R – Scatterplot Smoothing with Large Dataset: Exploring Different Methods

generalized-additive-modelloessrsmoothing

I have a large dataset (>300,000 rows) with two variables. y is binary and x is continuous & numeric. I'd like to plot y and add smooth curve against x. I understand that loess(y~x) is a solution, but since I have such a big dataset, it takes too long to run, even if I set the 'cell' parameter to 500.

Using scatter.smooth, it runs much faster and I think it also uses loess. but I have trouble understanding the parameter 'evaluation = 50'. Does this mean that it only uses 1/50 of data to produce the smooth curve?

I also tried using geom_smooth, it would automatically switch to 'method=gam' since I have more than 1000 data points. but the curve looks different from the one I got using scatter.smooth (I guess that's normal as they are different models).

My goal was just to see the pattern of the data. Which smoothing method should I use? Can I trust scatter.smooth? what's the difference between using loess and gam?

below is the plot from scatter.smooth. It looks good, but it runs so much faster than the regular loess(). I'm not sure how it works…
enter image description here

Using the method whuber provided:
enter image description here

any help would be highly appreciated!

Thanks

Best Answer

It's actually efficient and accurate to smooth the response with a moving-window mean: this can be done on the entire dataset with a fast Fourier transform in a fraction of a second. For plotting purposes, consider subsampling both the raw data and the smooth. You can further smooth the subsampled smooth. This will be more reliable than just smoothing the subsampled data.

Control over the strength of smoothing is achieved in several ways, adding flexibility to this approach:

  • A larger window increases the smooth.

  • Values in the window can be weighted to create a continuous smooth.

  • The lowess parameters for smoothing the subsampled smooth can be adjusted.


Example

First let's generate some interesting data.
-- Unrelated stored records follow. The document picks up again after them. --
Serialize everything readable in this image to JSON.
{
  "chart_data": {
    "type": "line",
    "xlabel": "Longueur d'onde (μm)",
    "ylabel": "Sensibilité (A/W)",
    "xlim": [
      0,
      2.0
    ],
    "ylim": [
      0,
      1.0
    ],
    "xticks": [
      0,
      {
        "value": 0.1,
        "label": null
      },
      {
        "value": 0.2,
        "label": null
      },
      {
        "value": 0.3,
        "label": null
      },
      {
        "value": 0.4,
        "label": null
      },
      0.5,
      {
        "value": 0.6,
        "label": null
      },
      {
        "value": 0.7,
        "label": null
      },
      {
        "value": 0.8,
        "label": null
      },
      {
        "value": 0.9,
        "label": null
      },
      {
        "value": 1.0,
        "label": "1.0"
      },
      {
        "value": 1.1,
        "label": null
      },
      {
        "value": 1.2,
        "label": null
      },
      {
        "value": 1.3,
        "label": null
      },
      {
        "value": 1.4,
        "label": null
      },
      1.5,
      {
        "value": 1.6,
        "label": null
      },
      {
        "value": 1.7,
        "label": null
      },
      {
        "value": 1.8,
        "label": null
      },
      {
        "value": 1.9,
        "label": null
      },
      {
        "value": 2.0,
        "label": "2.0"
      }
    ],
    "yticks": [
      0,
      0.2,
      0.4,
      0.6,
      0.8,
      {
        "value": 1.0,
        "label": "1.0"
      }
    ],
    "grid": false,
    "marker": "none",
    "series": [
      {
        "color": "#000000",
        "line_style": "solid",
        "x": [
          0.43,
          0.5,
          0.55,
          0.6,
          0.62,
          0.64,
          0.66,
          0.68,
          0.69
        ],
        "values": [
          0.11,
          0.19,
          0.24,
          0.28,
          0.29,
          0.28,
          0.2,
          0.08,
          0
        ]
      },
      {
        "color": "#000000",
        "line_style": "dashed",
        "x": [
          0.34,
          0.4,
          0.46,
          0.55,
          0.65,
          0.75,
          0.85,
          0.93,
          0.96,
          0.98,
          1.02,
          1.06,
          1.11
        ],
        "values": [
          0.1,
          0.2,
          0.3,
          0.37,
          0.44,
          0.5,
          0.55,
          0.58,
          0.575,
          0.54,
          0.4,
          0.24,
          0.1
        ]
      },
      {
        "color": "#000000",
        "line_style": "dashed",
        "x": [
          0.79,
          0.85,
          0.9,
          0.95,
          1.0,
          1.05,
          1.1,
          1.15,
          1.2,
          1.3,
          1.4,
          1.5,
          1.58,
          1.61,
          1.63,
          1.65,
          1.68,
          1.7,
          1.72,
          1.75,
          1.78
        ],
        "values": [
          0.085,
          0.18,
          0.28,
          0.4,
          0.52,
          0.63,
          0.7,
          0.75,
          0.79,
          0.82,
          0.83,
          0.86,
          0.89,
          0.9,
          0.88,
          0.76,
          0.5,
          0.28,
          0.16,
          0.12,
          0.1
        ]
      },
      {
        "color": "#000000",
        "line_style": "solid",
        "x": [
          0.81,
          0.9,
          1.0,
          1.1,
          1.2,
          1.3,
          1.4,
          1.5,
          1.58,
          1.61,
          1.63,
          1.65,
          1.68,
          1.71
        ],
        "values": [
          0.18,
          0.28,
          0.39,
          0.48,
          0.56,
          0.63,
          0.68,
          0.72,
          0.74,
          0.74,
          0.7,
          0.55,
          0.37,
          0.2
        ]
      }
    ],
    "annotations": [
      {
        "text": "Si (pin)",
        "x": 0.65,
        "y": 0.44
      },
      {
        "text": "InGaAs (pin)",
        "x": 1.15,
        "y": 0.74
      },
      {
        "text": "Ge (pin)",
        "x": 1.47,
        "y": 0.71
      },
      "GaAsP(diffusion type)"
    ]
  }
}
They are stored in two parallel arrays, times and x (the binary response).

set.seed(17)
n <- 300000
times <- cumsum(sort(rgamma(n, 2)))
times <- times/max(times) * 25
x <- 1/(1 + exp(-seq(-1,1,length.out=n)^2/2 - rnorm(n, -1/2, 1))) > 1/2

Here is the running mean applied to the full dataset. A fairly sizable window half-width (of $1172$) is used; this can be increased for stronger smoothing. The kernel has a Gaussian shape to make the smooth reasonably continuous. The algorithm is fully exposed: here you see the kernel explicitly constructed and convolved with the data to produce the smoothed array y.

k <- min(ceiling(n/256), n/2)  # Window size
kernel <- c(dnorm(seq(0, 3, length.out=k)))
kernel <- c(kernel, rep(0, n - 2*length(kernel) + 1), rev(kernel[-1]))
kernel <- kernel / sum(kernel)
y <- Re(convolve(x, kernel))

Let's subsample the data at intervals of a fraction of the kernel half-width to assure nothing gets overlooked:

j <- floor(seq(1, n, k/3)) # Indexes to subsample

In the example j has only $768$ elements representing all $300,000$ original values.

The rest of the code plots the subsampled raw data, the subsampled smooth (in gray), a lowess smooth of the subsampled smooth (in red), and a lowess smooth of the subsampled data (in blue). The last, although very easy to compute, will be much more variable than the recommended approach because it is based on a tiny fraction of the data.

plot(times[j], x[j], col="#00000040", xlab="x", ylab="y")
a <- times[j]; b <- y[j]   # Subsampled data
lines(a, b, col="Gray")
f <- 1/6                   # Strength of the lowess smooths
lines(lowess(a, f=f)$y, lowess(b, f=f)$y, col="Red", lwd=2)
lines(lowess(times[j], f=f)$y, lowess(x[j], f=f)$y, col="Blue")

Figure

The red line (lowess smooth of the subsampled windowed mean) is a very accurate representation of the function used to generate the data. The blue line (lowess smooth of the subsampled data) exhibits spurious variability.